La Faute de l'Abbé Mouret

La Faute de l'Abbé Mouret (paragraphe n°857)

Partie : Livre 2, chapitre VII

C'était Albine qui conduisait Serge, bien qu'elle parût se livrer à lui, faible, soutenue à son épaule. Elle le mena d'abord à la grotte. Au fond d'un bouquet de peupliers et de saules, une rocaille se creusait, effondrée, des blocs de rochers tombés dans une vasque, des filets d'eau coulant à travers les pierres. La grotte disparaissait sous l'assaut des feuillages. En bas, des rangées de roses trémières semblaient barrer l'entrée d'une grille de fleurs rouges, jaunes, mauves, blanches, dont les bâtons se noyaient dans des orties colossales, d'un vert de bronze, suant tranquillement les brûlures de leur poison.

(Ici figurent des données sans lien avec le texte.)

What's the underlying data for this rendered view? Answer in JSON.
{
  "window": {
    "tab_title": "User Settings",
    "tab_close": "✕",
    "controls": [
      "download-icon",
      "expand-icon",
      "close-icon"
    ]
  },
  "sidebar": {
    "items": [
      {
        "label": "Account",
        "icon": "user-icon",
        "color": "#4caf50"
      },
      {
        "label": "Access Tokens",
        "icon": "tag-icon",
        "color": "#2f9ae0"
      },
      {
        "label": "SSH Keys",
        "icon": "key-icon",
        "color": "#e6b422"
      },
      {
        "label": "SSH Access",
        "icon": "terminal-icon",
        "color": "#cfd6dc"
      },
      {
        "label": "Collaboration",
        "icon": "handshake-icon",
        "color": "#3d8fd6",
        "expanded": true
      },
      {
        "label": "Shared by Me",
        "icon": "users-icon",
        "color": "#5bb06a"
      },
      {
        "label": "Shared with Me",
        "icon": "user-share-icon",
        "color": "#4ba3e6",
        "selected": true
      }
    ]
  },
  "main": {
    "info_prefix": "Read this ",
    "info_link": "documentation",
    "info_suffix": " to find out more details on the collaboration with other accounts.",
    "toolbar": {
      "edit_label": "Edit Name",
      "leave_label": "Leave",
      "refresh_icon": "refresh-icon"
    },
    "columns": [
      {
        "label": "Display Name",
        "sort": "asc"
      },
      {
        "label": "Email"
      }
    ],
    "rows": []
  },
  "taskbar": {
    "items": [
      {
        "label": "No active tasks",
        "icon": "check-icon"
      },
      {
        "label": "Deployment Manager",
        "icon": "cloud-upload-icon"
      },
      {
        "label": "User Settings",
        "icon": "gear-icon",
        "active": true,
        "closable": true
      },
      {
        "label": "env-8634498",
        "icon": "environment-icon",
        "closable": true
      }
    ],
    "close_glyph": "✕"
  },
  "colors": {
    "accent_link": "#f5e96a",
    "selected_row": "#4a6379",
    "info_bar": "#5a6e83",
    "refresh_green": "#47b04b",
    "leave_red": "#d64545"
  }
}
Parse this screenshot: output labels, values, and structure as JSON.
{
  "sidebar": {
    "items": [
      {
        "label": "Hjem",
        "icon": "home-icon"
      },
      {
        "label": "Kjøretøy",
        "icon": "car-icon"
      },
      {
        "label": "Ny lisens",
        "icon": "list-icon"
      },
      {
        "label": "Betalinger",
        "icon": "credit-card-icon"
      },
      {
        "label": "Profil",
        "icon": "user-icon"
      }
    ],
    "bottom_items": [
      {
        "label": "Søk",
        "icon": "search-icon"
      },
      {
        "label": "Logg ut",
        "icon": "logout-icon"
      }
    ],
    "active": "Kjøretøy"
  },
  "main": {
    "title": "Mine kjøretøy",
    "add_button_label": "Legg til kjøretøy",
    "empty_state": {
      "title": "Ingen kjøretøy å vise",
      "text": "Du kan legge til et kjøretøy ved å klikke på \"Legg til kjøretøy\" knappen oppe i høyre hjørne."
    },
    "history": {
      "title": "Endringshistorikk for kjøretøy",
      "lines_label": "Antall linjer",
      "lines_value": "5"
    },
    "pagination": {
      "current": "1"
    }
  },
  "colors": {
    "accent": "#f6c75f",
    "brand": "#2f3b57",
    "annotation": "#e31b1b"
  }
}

Puis, c'était un élan prodigieux, grimpant en quelques bonds : les jasmins, étoilés de leurs fleurs suaves ; les glycines, aux feuilles de dentelle tendre ; les lierres épais, découpés comme de la tôle vernie ; les chèvrefeuilles souples, criblés de leurs brins de corail pâle ; les clématites amoureuses, allongeant les bras, pomponnées d'aigrettes blanches. Et d'autres plantes, plus frêles, s'enlaçaient encore à celles-ci, les liaient davantage, les tissaient d'une trame odorante. Des capucines, aux chairs verdâtres et nues, ouvraient des bouches d'or rouge. Des haricots d'Espagne, forts comme des ficelles minces, allumaient de place en place l'incendie de leurs étincelles vives. Des volubilis élargissaient le cœur découpé de leurs feuilles, sonnaient de leurs milliers de clochettes un silencieux carillon de couleurs exquises. Des pois de senteur, pareilsà des vols de papillons posés, repliaient leurs ailes fauves, leurs ailes roses, prêts à se laisser emporter plus loin, par le premier souffle de vent. Chevelure immense de verdure, piquée d'une pluie de fleurs, dont les mèches débordaient de toutes parts, s'échappaient en un échevellement fou, faisaient songer à quelque fille géante, pâmée au loin sur les reins, renversant la tête dans un spasme de passion, dans un ruissellement de crins superbes, étalés comme une mare de parfums.